What to use for adding syntax for hierarcical trees, metaclasses, tokenize.py or PLY?

G

glomde

Hi I would like to extend python so that you could create hiercical
tree structures (XML, HTML etc) easier and that resulting code would be
more readable.

The syntax i would like is something like the below:

# Example creating html tree

'*!*' is an operator that creates an new node
'*=*' is an operator that sets an attribute.

bodyNode = body()

*!* bodyNode:
*=* color = blue
*=* bg = white
for i in headings:
*!* H1(heading):


This would translate to something like this in python:
bodyNode = body()
if True:
bodyNode.attr['color'] = blue
bodyNode.attr['bg'] = white
for i in headings:
if True:
bodyNode.append(H1(heading))

I think that with the added syntax you get better overview on how your
tree looks like.

But the thing is how to implement my added syntax. I dont want to mess
with Python source code to add the syntax. So I searched a bit on the
net and think there might be three alternatves.

1. MetaClasses. I tried to understand them but my head almost exploded
:). But my conclusion was that it is not possible with metaclasses.
Since this is a real syntax change.

2. Tokenize.py. I modify tokenize.py to recognize my new operators
'#!#' and '#=#' and then I write a parser that exports the code. This
option I understand somewhat how to implement. But I would reduce my
own code for the parser, so is there any parser that can handle
tokenize.py input? So that I could somehow write rules for my code.

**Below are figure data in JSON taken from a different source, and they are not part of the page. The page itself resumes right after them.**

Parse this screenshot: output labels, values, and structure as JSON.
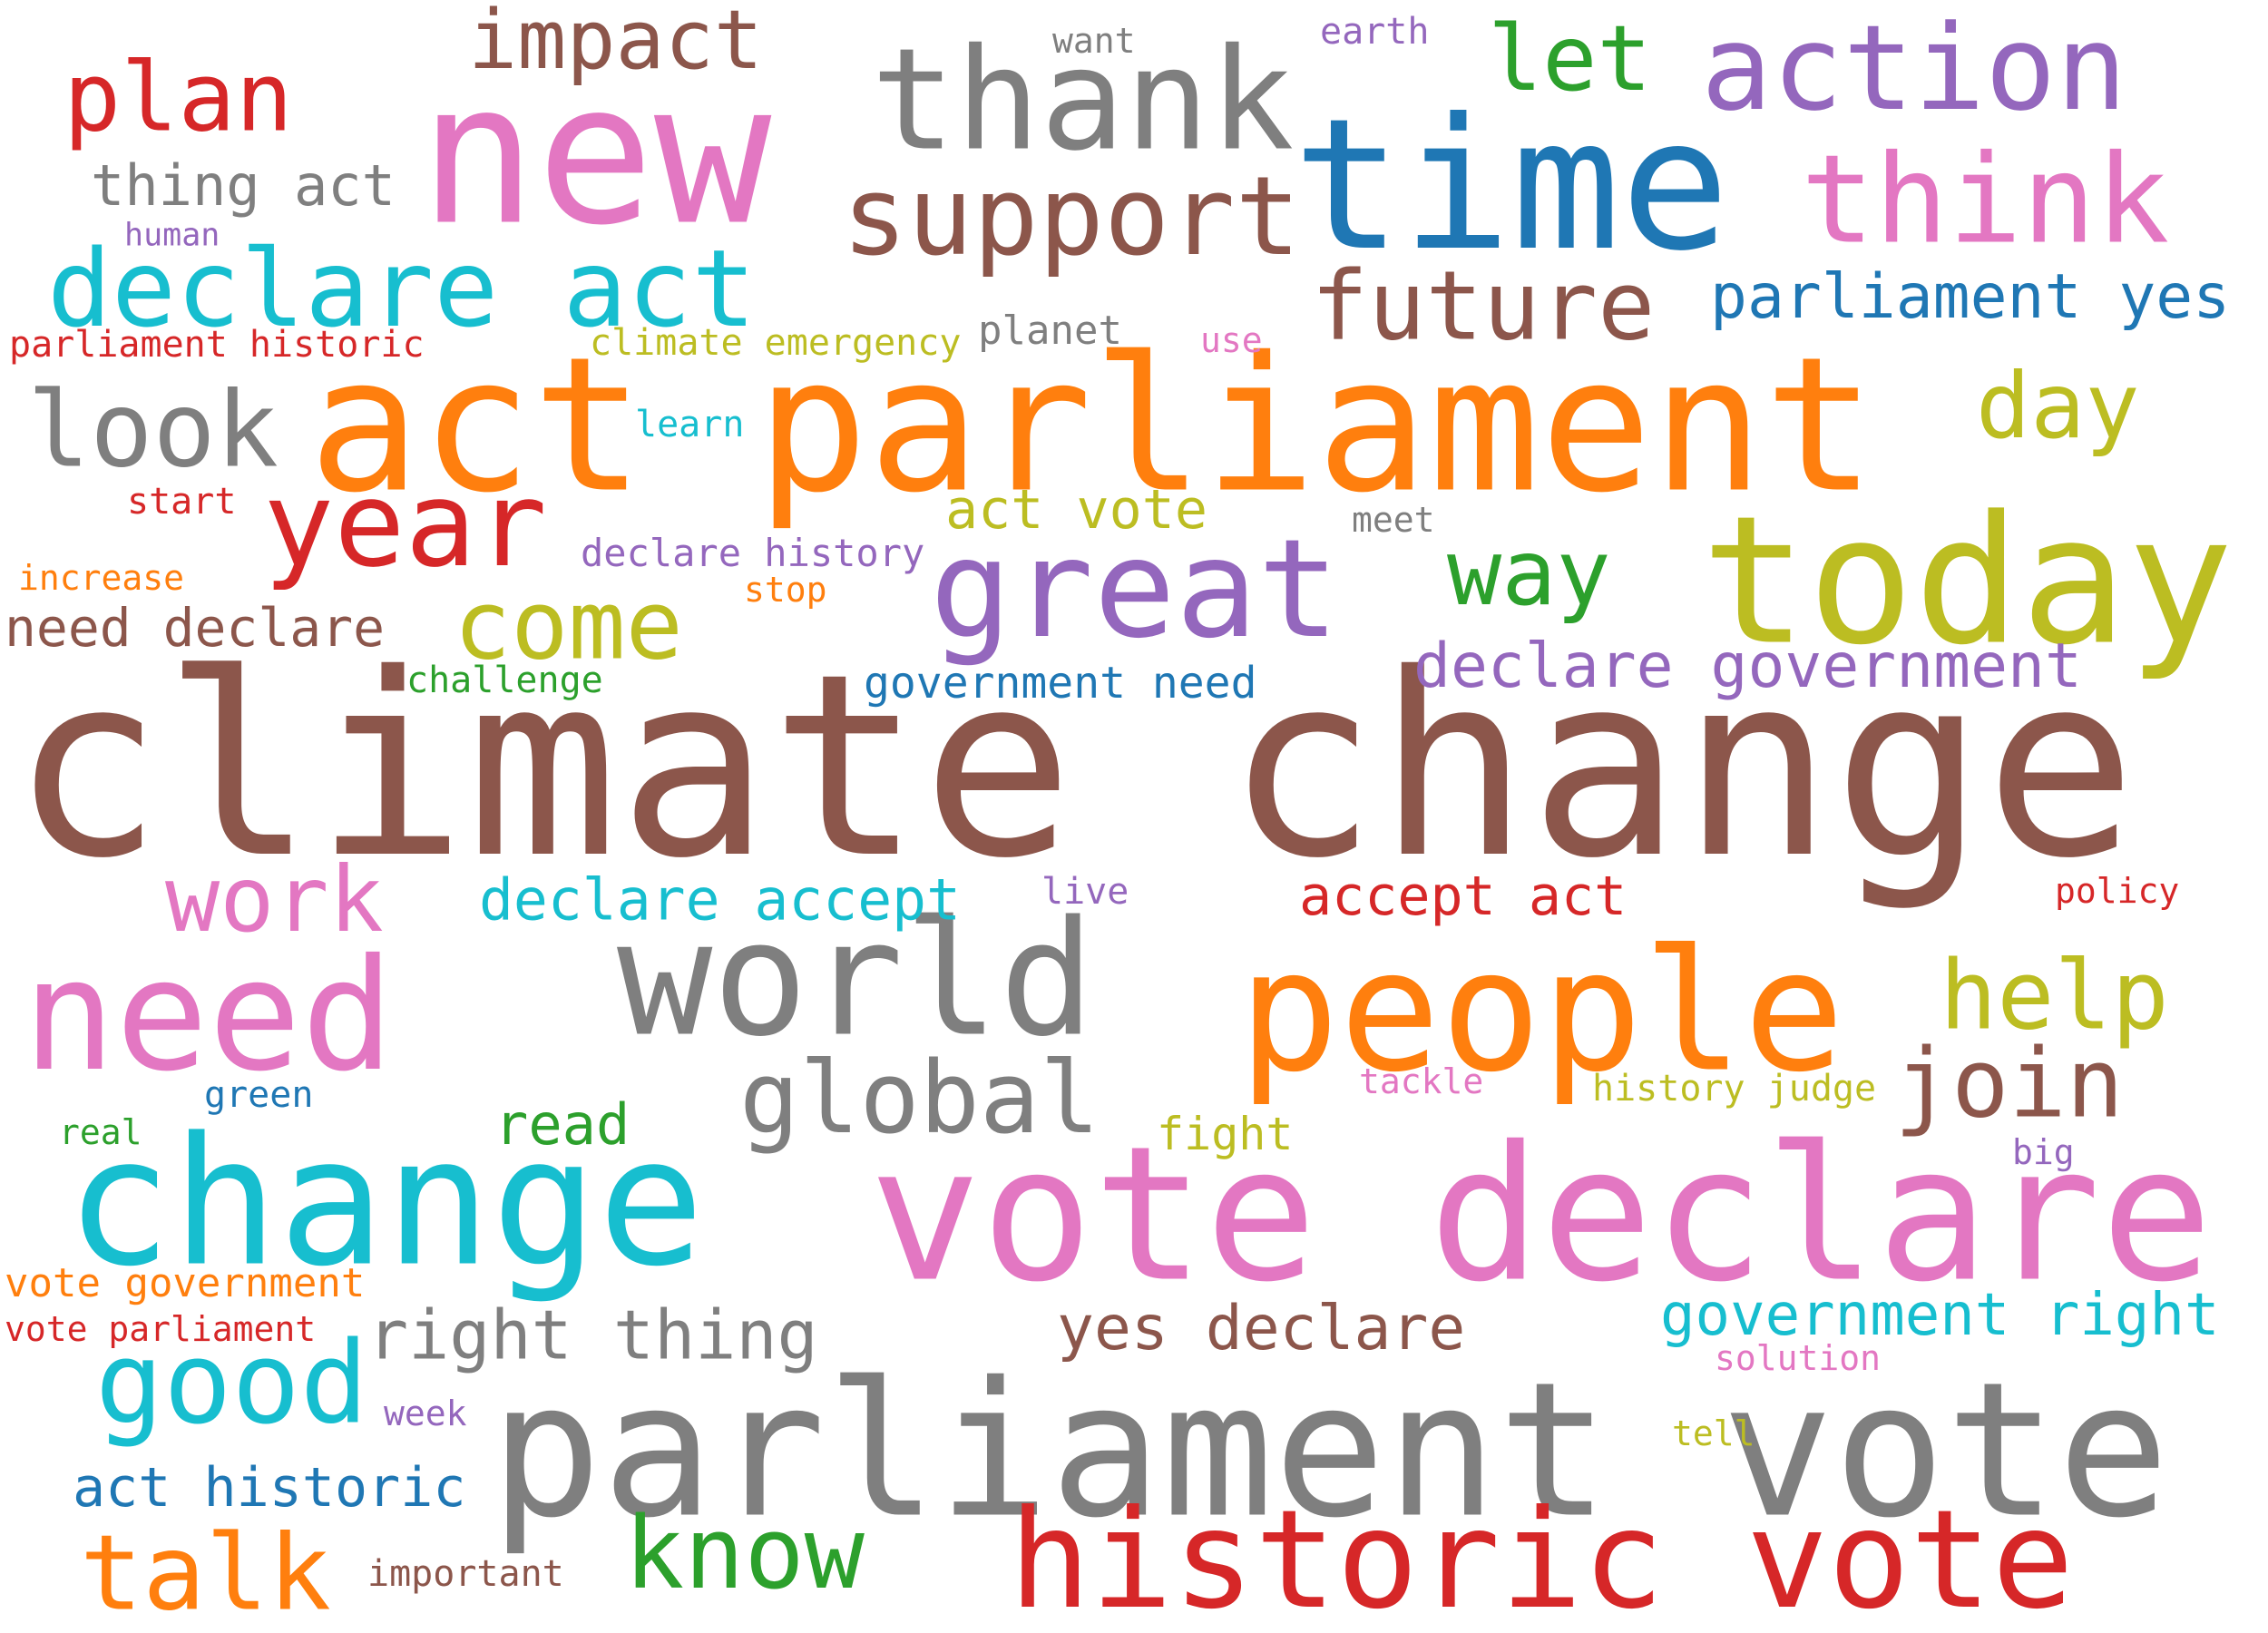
{
  "background": "#ffffff",
  "palette": {
    "brown": "#8c564b",
    "gray": "#7f7f7f",
    "orange": "#ff7f0e",
    "pink": "#e377c2",
    "red": "#d62728",
    "blue": "#1f77b4",
    "cyan": "#17becf",
    "olive": "#bcbd22",
    "green": "#2ca02c",
    "purple": "#9467bd"
  },
  "words": [
    {
      "text": "climate change",
      "color": "#8c564b"
    },
    {
      "text": "act parliament",
      "color": "#ff7f0e"
    },
    {
      "text": "parliament vote",
      "color": "#7f7f7f"
    },
    {
      "text": "vote declare",
      "color": "#e377c2"
    },
    {
      "text": "time",
      "color": "#1f77b4"
    },
    {
      "text": "new",
      "color": "#e377c2"
    },
    {
      "text": "today",
      "color": "#bcbd22"
    },
    {
      "text": "people",
      "color": "#ff7f0e"
    },
    {
      "text": "world",
      "color": "#7f7f7f"
    },
    {
      "text": "change",
      "color": "#17becf"
    },
    {
      "text": "historic vote",
      "color": "#d62728"
    },
    {
      "text": "need",
      "color": "#e377c2"
    },
    {
      "text": "thank",
      "color": "#7f7f7f"
    },
    {
      "text": "action",
      "color": "#9467bd"
    },
    {
      "text": "think",
      "color": "#e377c2"
    },
    {
      "text": "great",
      "color": "#9467bd"
    },
    {
      "text": "support",
      "color": "#8c564b"
    },
    {
      "text": "year",
      "color": "#d62728"
    },
    {
      "text": "declare act",
      "color": "#17becf"
    },
    {
      "text": "look",
      "color": "#7f7f7f"
    },
    {
      "text": "good",
      "color": "#17becf"
    },
    {
      "text": "plan",
      "color": "#d62728"
    },
    {
      "text": "future",
      "color": "#8c564b"
    },
    {
      "text": "help",
      "color": "#bcbd22"
    },
    {
      "text": "join",
      "color": "#8c564b"
    },
    {
      "text": "impact",
      "color": "#8c564b"
    },
    {
      "text": "let",
      "color": "#2ca02c"
    },
    {
      "text": "day",
      "color": "#bcbd22"
    },
    {
      "text": "come",
      "color": "#bcbd22"
    },
    {
      "text": "way",
      "color": "#2ca02c"
    },
    {
      "text": "global",
      "color": "#7f7f7f"
    },
    {
      "text": "work",
      "color": "#e377c2"
    },
    {
      "text": "know",
      "color": "#2ca02c"
    },
    {
      "text": "talk",
      "color": "#ff7f0e"
    },
    {
      "text": "declare government",
      "color": "#9467bd"
    },
    {
      "text": "parliament yes",
      "color": "#1f77b4"
    },
    {
      "text": "right thing",
      "color": "#7f7f7f"
    },
    {
      "text": "yes declare",
      "color": "#8c564b"
    },
    {
      "text": "government right",
      "color": "#17becf"
    },
    {
      "text": "thing act",
      "color": "#7f7f7f"
    },
    {
      "text": "need declare",
      "color": "#8c564b"
    },
    {
      "text": "declare accept",
      "color": "#17becf"
    },
    {
      "text": "accept act",
      "color": "#d62728"
    },
    {
      "text": "read",
      "color": "#2ca02c"
    },
    {
      "text": "act historic",
      "color": "#1f77b4"
    },
    {
      "text": "act vote",
      "color": "#bcbd22"
    },
    {
      "text": "government need",
      "color": "#1f77b4"
    },
    {
      "text": "vote government",
      "color": "#ff7f0e"
    },
    {
      "text": "fight",
      "color": "#bcbd22"
    },
    {
      "text": "declare history",
      "color": "#9467bd"
    },
    {
      "text": "climate emergency",
      "color": "#bcbd22"
    },
    {
      "text": "parliament historic",
      "color": "#d62728"
    },
    {
      "text": "history judge",
      "color": "#bcbd22"
    },
    {
      "text": "important",
      "color": "#8c564b"
    },
    {
      "text": "planet",
      "color": "#7f7f7f"
    },
    {
      "text": "learn",
      "color": "#17becf"
    },
    {
      "text": "start",
      "color": "#d62728"
    },
    {
      "text": "increase",
      "color": "#ff7f0e"
    },
    {
      "text": "stop",
      "color": "#ff7f0e"
    },
    {
      "text": "challenge",
      "color": "#2ca02c"
    },
    {
      "text": "meet",
      "color": "#7f7f7f"
    },
    {
      "text": "live",
      "color": "#9467bd"
    },
    {
      "text": "tackle",
      "color": "#e377c2"
    },
    {
      "text": "green",
      "color": "#1f77b4"
    },
    {
      "text": "real",
      "color": "#2ca02c"
    },
    {
      "text": "week",
      "color": "#9467bd"
    },
    {
      "text": "solution",
      "color": "#e377c2"
    },
    {
      "text": "tell",
      "color": "#bcbd22"
    },
    {
      "text": "vote parliament",
      "color": "#d62728"
    },
    {
      "text": "human",
      "color": "#9467bd"
    },
    {
      "text": "earth",
      "color": "#9467bd"
    },
    {
      "text": "want",
      "color": "#7f7f7f"
    },
    {
      "text": "use",
      "color": "#e377c2"
    },
    {
      "text": "policy",
      "color": "#d62728"
    },
    {
      "text": "big",
      "color": "#9467bd"
    }
  ]
}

3. Use PLY or any other python parser. Write rules for my language. But
would I need to write rules that can handle the whole python
languager? Then this seems to be overkill. I would just
like to recognize my added syntax and convert that. So I would really
like to have a rule file that handles python and then add rules for my
syntax. Are there any Python rule file for the python language and a
python parser for it? Then I could just add my syntax to the rule file
and be able to create the output.

I would be very thankfull for any hints or thougts on how to do it.

Best regards,

G
 
M

Michele Simionato

glomde wrote:
<questions on how to extend Python syntax>

You should look at the compiler package and at the new AST in Python
2.5.
For easy things tokenize could be enough, though. Notice that in Python
2.5 tokenize
grew a new 'untokenize' function which is pretty useful. See
http://docs.python.org/dev/lib/module-tokenize.html for examples.


Michele Simionato
 
P

Paul McGuire

glomde said:
Hi I would like to extend python so that you could create hiercical
tree structures (XML, HTML etc) easier and that resulting code would be
more readable.

The syntax i would like is something like the below:

# Example creating html tree

'*!*' is an operator that creates an new node
'*=*' is an operator that sets an attribute.

It's not quite so syntactically sugary, but it looks like much of the
functionality you are looking for is in elementTree, which will be
incorporated into 2.5 (or you can download and install yourself from
http://www.effbot.org/downloads/#elementtree).

-- Paul
 
G

glomde

Thanks,

but the thing is that I want to have the syntactical sugar.
And I think that you could use elementtree or xist or any
other python tree structure module at the bottom. It could
be quite generic.

And with the syntactical sugar I find it a lot more readable.
A little bit like yaml, but you have the power of python aswell.

For example with syntactical sugar:

# build a tree structure
root = ET.Element("html")
*!*root:
*!*head("head"):
*!*title("title):
*=*text = "Page Title"
*!*body("body"):
*=*bgcolor = "#ffffff"
*=*text = "Hello, World!"

This would then be this with element tree package.


# build a tree structure
root = ET.Element("html")
head = ET.SubElement(root, "head")
title = ET.SubElement(head, "title")
title.text = "Page Title"
body = ET.SubElement(root, "body")
body.set("bgcolor", "#ffffff")
body.text = "Hello, World!"

I find it a lot more readable with the syntactical sugar.
So I would really like to add this syntax.